Ayrıca Hacı Selim’in kızı Havva -kendisini gördüm- hasta olduğundan evde yatmakta imiş. Köylüler askerler tarafından toplatıldığında fark edilmemiş, evlerin yanışı sırasında uyanıp evin bir yangın nedeniyle yandığını düşünerek babasına haber vermek için değirmene gitmişti. Askerlerin köye gelişi sırasında köyde olup kurtulan üç kişiden biridir.
Katliamdan sağ kurtulan diğer köylüler ise o mevsimde hayvanlarıyla birlikte Murat nehrinin karşı tarafında bulunan Gört Mezrasında olmaları nedeniyle kurtulmuşlardır. Burası Meşe ağaçlarından oluşan ormanlık bir bölge olduğundan hayvanların kış yiyeceği açısından verimli bir yerdir.
Askeri Müfreze birliği, Şemsan Köyü'nden sonra Gırnuês Köyü'nü de yakarak Sayer Köyü'ne gelir ve burada karargâhını kurar. Bir manga asker Guêw Köyü'ne gönderilir. Diğer bir manga asker ise Seyfan mezrasına gönderilir
Guêw’e gelen askerler köyün etrafını kuşatırlar, köyün içerisine inen bir grup asker kadın ve çocuklardan oluşan köylüleri sırayla evlerinden çıkartarak köy meydanında toplarlar.

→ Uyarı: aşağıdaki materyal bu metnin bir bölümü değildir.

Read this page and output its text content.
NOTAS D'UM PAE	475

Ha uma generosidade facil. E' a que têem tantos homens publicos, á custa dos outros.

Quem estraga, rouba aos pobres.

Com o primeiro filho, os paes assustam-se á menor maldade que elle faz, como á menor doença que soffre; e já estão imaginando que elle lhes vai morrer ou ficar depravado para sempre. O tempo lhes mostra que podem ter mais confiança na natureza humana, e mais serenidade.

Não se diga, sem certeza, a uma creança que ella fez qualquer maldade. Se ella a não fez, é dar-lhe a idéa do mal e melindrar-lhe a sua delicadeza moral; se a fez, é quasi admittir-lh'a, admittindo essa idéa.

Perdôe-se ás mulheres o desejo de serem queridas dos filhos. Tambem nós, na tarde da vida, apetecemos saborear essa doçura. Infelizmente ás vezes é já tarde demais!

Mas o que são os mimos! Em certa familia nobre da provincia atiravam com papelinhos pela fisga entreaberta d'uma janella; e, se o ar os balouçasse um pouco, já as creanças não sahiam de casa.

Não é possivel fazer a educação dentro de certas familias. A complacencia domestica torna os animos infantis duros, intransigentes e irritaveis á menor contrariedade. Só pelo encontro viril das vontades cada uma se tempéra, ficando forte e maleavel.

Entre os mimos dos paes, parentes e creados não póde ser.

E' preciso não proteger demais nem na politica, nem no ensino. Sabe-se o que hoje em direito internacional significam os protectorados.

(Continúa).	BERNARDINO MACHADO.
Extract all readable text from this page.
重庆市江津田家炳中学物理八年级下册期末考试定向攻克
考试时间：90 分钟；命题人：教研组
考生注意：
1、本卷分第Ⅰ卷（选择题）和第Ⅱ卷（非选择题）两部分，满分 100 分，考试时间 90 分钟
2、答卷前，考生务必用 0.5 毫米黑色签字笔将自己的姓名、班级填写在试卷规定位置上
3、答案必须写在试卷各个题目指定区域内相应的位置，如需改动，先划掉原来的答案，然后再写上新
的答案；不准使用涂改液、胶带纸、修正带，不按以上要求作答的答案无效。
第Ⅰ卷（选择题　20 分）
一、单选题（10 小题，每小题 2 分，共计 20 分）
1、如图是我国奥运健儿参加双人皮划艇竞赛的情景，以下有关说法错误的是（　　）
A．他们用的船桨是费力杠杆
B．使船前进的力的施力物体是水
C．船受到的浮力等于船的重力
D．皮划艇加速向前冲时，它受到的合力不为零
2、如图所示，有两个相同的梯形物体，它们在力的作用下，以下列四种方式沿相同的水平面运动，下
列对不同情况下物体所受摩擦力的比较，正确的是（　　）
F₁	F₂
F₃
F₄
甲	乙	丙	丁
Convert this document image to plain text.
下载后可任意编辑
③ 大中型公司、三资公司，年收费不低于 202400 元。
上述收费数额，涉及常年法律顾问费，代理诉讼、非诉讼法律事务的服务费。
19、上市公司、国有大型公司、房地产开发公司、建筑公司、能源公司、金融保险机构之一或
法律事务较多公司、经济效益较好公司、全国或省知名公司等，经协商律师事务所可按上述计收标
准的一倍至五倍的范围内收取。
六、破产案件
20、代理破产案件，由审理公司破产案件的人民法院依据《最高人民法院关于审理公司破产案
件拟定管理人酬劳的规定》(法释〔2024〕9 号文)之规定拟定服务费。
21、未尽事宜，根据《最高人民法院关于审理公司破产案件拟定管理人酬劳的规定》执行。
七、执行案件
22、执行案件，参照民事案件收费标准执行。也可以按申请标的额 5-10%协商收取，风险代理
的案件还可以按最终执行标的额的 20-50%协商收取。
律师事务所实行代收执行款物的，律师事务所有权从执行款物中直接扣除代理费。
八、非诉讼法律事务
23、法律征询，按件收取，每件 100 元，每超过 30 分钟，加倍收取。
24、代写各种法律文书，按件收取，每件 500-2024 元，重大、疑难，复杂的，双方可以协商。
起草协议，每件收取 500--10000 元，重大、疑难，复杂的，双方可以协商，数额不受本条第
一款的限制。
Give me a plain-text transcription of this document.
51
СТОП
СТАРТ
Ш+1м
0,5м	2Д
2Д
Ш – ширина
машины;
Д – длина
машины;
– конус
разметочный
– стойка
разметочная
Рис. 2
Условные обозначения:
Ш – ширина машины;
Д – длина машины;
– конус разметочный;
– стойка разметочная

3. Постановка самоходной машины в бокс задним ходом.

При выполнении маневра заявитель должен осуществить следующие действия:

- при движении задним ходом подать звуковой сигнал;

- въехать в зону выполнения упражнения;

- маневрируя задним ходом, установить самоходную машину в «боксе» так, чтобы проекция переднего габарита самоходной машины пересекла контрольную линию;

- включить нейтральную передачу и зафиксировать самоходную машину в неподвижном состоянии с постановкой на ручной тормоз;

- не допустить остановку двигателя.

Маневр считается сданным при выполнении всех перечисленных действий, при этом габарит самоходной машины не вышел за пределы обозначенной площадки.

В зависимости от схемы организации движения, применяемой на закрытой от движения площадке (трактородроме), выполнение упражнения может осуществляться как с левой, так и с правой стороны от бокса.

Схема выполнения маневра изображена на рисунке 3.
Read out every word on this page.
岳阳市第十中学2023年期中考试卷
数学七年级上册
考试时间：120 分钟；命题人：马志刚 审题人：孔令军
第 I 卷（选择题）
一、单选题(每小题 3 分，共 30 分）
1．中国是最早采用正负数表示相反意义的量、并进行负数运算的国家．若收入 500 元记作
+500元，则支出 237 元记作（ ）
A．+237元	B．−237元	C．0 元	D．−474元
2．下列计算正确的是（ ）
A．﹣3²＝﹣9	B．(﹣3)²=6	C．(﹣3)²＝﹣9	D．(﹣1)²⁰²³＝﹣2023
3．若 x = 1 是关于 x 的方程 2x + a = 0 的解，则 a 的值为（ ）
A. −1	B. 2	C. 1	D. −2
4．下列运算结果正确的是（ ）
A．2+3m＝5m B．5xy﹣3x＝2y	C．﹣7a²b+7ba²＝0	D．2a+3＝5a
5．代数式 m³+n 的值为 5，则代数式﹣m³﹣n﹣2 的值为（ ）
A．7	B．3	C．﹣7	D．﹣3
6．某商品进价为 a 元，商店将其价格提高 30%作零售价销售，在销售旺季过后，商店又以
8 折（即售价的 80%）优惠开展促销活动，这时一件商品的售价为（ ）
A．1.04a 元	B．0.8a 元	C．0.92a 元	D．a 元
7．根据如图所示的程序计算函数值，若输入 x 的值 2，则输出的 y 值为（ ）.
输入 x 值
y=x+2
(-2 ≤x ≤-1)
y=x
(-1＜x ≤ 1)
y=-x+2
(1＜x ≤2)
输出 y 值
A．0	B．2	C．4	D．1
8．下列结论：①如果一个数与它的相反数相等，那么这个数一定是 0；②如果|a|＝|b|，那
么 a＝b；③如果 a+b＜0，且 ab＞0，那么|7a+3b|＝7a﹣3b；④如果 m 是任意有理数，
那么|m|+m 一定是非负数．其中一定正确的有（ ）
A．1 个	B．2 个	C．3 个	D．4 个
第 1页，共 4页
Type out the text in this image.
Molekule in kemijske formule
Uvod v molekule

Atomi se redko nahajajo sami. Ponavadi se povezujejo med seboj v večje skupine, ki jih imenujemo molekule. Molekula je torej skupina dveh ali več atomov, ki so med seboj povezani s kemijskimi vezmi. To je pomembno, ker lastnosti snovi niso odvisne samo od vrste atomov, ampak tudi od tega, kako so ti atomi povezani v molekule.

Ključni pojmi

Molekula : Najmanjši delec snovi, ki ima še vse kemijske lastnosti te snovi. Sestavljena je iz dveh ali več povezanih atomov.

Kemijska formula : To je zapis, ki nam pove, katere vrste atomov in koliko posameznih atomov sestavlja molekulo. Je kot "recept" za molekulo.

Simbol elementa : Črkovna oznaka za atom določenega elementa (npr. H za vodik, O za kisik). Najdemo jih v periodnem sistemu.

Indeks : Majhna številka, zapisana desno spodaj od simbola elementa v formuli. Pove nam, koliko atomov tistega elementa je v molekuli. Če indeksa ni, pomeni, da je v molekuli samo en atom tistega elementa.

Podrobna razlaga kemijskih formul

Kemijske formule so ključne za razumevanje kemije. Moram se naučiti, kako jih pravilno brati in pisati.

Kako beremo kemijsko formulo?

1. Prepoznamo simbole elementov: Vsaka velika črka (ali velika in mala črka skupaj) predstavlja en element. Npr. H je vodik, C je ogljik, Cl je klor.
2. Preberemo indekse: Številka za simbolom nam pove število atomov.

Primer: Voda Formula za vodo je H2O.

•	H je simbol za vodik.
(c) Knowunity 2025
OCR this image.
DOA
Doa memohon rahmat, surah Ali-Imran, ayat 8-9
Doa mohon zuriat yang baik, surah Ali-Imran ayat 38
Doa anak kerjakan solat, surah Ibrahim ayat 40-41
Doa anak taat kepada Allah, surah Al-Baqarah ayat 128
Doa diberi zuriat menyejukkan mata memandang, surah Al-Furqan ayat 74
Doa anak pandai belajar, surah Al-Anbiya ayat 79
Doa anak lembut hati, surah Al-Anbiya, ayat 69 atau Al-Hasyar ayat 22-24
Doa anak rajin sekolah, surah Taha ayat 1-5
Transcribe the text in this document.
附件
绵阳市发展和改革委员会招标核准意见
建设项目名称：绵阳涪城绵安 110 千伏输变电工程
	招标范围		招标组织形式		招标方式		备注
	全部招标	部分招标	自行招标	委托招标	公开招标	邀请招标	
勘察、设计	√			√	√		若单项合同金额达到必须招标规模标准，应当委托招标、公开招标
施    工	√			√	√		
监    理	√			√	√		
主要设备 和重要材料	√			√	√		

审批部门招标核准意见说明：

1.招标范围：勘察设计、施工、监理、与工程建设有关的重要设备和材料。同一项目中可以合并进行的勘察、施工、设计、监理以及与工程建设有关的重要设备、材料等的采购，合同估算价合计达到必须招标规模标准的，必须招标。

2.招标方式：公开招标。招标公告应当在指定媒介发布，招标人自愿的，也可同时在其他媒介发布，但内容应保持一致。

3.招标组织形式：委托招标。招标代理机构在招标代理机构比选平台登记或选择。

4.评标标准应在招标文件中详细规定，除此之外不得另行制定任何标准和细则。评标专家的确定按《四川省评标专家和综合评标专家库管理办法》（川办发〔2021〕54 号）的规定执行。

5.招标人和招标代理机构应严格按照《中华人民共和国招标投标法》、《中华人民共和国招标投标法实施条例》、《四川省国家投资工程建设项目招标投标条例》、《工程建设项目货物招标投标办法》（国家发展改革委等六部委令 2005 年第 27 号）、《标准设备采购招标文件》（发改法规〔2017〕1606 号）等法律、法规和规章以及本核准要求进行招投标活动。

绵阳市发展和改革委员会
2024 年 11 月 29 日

Emekli askerlerden biri olan Celil Çavuş ise emekli olmuş ve köye gelip yerleşmiştir. Emekli olduktan sonra da ticaretle uğraşmaya başlamış ve köyde özellikle Diyarbakır’dan getirdiği tuhafiye ağırlıklı malların satıldığı bir dükkân açmıştı. Bu iki durumun verdiği güven onun kaçmaması için yeterli sebep idi. Dolayısıyla köyden ayrılmaya gerek duymamıştı.
Bir diğer emekli asker olan Mehmet Çavuş da askerlik görevini bir yıl kadar önce tamamlayıp köye gelip yerleşmiş ve o sırada kendisine köyde ev yaptırıyordu ki henüz evini bile tamamlayamamıştı. Bu durumun verdiği güven duygusundan dolayı o da köyden ayrılama ihtiyacı bile duymamış kişilerden biridir.
Guêw’li olmayan ama orda ikamet eden ayakkabıcı Husıg Leng’te işinden dolayı köyden ayrılmamıştır. Köyde sadece kadınlar, çocuklar, yaşlılar, Celil Çavuş, Mehmet Çavuş ve Husık Leng kalmıştır.
Askerlerden biri Mehmet Çavuş’u tanır ve "Sen aranıyorsun, kaç! Kurtul" senin fermanın verilmiş der. (İddia o kişinin daha önce Oğnut Köyünde onun emrinde askerlik yaptığıdır.)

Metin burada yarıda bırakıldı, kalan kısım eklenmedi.